一时间,周礼的威名传遍天下,声望达到了顶峰。
四月初。
春风拂过辽东大地,积雪消融,万物復甦。
昌黎县北,第一批抵达的流民已安置妥当。
简陋的屋舍排列成行,新开垦的田地里,农人们正忙著播种。
第二批、第三批流民陆续抵达。
他们衣衫襤褸,面黄肌瘦,但皆心怀希望。
“到了!到了!这就是青山城!”
“君侯的地盘!咱们有救了!”
郑德亲自坐镇安置点,指挥人手分发粮草、衣物,安排住宿。
“长史大人,又到了一批!约八千人!”
郑德擦擦额头的汗,挥手道:“安排人手去接,粮食够不够?衣物够不够?”
“够!都够!”
郑德点点头,望向远处连绵的屋舍,喃喃道:“六十万人啊……君侯这回,可真是收了个大摊子。

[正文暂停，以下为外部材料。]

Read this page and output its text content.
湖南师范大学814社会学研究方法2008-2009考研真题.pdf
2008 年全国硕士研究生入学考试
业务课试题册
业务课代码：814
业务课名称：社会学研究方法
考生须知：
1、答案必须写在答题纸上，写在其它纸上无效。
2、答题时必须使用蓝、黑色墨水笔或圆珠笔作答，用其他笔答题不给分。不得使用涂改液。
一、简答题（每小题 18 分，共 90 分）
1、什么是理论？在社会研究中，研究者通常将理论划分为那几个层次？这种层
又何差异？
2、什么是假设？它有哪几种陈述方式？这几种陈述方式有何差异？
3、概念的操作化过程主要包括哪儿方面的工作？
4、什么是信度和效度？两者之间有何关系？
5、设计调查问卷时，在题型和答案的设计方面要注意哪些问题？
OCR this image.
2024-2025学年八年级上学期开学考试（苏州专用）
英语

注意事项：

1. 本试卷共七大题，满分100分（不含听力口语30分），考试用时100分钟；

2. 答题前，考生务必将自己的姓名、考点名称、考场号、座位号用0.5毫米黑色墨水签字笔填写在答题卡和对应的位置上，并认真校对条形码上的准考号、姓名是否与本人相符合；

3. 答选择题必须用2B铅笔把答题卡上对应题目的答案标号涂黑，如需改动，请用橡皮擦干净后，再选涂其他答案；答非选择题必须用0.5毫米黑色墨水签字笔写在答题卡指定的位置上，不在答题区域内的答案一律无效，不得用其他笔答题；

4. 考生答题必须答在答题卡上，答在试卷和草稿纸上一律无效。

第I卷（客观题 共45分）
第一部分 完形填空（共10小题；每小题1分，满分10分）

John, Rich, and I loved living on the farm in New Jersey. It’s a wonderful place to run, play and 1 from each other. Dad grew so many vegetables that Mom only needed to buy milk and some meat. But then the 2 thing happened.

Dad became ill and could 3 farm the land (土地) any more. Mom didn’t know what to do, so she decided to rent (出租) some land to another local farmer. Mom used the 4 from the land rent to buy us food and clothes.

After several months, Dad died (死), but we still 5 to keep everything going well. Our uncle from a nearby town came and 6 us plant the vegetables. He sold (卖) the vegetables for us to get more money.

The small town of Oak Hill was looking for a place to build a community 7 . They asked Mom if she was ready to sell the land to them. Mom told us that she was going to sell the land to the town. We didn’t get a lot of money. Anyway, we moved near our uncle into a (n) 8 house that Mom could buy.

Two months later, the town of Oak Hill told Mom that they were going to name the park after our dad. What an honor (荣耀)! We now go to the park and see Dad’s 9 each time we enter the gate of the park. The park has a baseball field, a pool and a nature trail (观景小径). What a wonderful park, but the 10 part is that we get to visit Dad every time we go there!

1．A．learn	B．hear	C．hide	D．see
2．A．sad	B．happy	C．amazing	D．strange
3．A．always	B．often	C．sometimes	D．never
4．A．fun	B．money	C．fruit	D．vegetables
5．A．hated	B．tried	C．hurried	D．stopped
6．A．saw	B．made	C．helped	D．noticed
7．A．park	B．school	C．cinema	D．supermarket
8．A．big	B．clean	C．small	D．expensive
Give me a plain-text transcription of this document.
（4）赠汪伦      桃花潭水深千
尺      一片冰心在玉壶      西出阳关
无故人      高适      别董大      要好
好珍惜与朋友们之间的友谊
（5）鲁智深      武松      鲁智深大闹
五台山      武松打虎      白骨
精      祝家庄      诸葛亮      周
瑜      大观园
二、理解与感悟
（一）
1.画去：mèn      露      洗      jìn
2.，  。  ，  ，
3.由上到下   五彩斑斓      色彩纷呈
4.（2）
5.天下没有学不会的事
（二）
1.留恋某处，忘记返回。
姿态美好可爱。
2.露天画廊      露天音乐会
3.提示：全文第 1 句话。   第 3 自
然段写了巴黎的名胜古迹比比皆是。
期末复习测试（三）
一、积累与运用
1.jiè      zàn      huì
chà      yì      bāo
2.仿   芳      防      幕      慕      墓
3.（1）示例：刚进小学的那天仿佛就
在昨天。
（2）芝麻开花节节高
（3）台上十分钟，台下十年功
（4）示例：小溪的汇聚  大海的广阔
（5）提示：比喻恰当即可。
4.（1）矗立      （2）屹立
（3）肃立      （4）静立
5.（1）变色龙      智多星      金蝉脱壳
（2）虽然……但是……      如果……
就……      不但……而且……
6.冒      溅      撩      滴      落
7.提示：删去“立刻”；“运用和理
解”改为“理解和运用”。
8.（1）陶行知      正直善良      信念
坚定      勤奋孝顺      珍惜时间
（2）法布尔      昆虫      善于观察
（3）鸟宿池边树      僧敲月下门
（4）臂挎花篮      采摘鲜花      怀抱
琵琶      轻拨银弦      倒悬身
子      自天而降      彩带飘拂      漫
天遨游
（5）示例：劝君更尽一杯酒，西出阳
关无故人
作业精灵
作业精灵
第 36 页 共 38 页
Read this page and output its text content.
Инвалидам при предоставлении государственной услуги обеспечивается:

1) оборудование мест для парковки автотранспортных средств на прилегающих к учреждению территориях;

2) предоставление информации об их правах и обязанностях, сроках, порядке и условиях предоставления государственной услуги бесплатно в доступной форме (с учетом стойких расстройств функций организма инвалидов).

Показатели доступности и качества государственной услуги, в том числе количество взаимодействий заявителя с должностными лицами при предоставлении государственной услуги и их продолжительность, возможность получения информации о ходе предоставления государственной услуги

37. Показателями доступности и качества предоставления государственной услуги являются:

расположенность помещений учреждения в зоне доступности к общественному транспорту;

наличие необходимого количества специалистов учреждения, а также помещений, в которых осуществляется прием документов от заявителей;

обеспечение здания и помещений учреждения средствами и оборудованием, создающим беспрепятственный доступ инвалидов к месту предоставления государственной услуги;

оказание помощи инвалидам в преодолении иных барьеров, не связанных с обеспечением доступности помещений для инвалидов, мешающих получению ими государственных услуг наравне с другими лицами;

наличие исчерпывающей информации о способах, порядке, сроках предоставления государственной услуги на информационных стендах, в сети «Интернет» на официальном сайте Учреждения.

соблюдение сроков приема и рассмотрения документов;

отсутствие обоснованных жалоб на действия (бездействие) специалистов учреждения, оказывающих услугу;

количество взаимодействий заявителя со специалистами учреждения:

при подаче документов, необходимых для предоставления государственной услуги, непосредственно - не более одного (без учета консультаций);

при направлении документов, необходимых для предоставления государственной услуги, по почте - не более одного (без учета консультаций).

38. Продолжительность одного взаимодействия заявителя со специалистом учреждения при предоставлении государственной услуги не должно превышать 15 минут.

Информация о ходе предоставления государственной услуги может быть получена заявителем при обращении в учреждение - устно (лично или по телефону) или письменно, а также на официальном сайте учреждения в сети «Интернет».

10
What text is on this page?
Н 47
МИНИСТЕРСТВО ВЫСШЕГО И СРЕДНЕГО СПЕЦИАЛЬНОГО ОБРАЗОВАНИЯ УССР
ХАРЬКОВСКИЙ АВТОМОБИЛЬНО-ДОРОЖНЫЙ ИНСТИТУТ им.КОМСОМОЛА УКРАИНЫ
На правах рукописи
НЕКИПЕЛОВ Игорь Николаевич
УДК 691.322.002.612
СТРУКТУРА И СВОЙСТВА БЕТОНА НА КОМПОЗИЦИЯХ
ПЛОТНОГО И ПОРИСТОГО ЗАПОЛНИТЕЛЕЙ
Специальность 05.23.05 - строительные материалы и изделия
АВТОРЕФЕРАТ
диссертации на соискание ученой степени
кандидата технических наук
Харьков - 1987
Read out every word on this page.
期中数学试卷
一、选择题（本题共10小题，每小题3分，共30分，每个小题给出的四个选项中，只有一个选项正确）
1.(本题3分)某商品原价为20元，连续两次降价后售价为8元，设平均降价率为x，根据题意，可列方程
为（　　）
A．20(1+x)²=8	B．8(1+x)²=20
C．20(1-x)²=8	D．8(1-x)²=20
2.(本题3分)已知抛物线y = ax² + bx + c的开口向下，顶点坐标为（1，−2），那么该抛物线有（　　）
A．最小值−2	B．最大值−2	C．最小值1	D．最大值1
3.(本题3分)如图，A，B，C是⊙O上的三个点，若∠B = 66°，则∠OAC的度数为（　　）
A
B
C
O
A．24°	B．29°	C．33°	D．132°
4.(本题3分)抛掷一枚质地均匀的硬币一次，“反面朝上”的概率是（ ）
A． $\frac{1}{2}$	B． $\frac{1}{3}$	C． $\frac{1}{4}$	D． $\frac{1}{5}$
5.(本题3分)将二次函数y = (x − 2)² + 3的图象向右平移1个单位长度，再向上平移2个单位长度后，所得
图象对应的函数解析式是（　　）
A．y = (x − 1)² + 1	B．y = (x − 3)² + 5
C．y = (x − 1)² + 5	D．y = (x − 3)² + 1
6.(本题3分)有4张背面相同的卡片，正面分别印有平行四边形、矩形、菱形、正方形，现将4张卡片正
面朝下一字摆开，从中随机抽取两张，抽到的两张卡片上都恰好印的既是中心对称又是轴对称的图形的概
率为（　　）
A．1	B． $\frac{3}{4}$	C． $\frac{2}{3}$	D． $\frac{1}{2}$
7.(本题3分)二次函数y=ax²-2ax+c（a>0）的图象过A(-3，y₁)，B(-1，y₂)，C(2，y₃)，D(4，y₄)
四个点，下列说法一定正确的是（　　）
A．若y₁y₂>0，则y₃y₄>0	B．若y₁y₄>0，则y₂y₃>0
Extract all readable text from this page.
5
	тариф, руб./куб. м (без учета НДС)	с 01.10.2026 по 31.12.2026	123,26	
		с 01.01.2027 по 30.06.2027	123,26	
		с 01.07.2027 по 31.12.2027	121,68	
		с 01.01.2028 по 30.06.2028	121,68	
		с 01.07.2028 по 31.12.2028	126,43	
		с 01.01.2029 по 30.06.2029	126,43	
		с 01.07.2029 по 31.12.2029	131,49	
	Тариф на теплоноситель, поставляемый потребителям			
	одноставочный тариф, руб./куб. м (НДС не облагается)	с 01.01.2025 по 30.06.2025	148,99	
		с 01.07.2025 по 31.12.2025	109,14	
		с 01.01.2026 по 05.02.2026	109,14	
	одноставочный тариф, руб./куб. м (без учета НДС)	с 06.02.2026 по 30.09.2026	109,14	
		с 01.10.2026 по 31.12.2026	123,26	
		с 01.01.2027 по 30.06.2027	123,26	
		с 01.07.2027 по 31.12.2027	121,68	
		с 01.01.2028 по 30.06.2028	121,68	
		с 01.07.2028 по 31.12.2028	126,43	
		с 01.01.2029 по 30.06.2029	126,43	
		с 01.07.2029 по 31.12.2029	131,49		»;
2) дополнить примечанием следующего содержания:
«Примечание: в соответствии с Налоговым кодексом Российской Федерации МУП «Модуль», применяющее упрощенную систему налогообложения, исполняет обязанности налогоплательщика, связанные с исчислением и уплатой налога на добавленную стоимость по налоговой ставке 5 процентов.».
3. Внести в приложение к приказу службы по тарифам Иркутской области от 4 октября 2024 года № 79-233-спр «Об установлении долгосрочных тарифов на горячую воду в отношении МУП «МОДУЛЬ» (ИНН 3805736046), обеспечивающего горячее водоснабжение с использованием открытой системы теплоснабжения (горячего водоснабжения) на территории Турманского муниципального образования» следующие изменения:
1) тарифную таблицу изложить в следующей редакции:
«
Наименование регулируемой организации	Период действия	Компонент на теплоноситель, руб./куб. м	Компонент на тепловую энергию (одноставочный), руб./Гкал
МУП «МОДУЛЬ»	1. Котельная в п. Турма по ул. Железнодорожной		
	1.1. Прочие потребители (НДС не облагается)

”
不过,六十多万人,那可是极大的潜力啊!
试问这么多人,之后洒落在辽东、乐浪二郡,还有鱼龙塞北部新打下来的乌桓一般的地盘,更有之后尚在目標中的三韩。
那真是一股巨大的力量!
有这些人在,只要粮食够用的话,兵员、后勤,將远远不断,將来若是与人为敌,调动起来,將是可怕无比。
郑德越想越激动,干活更卖力了。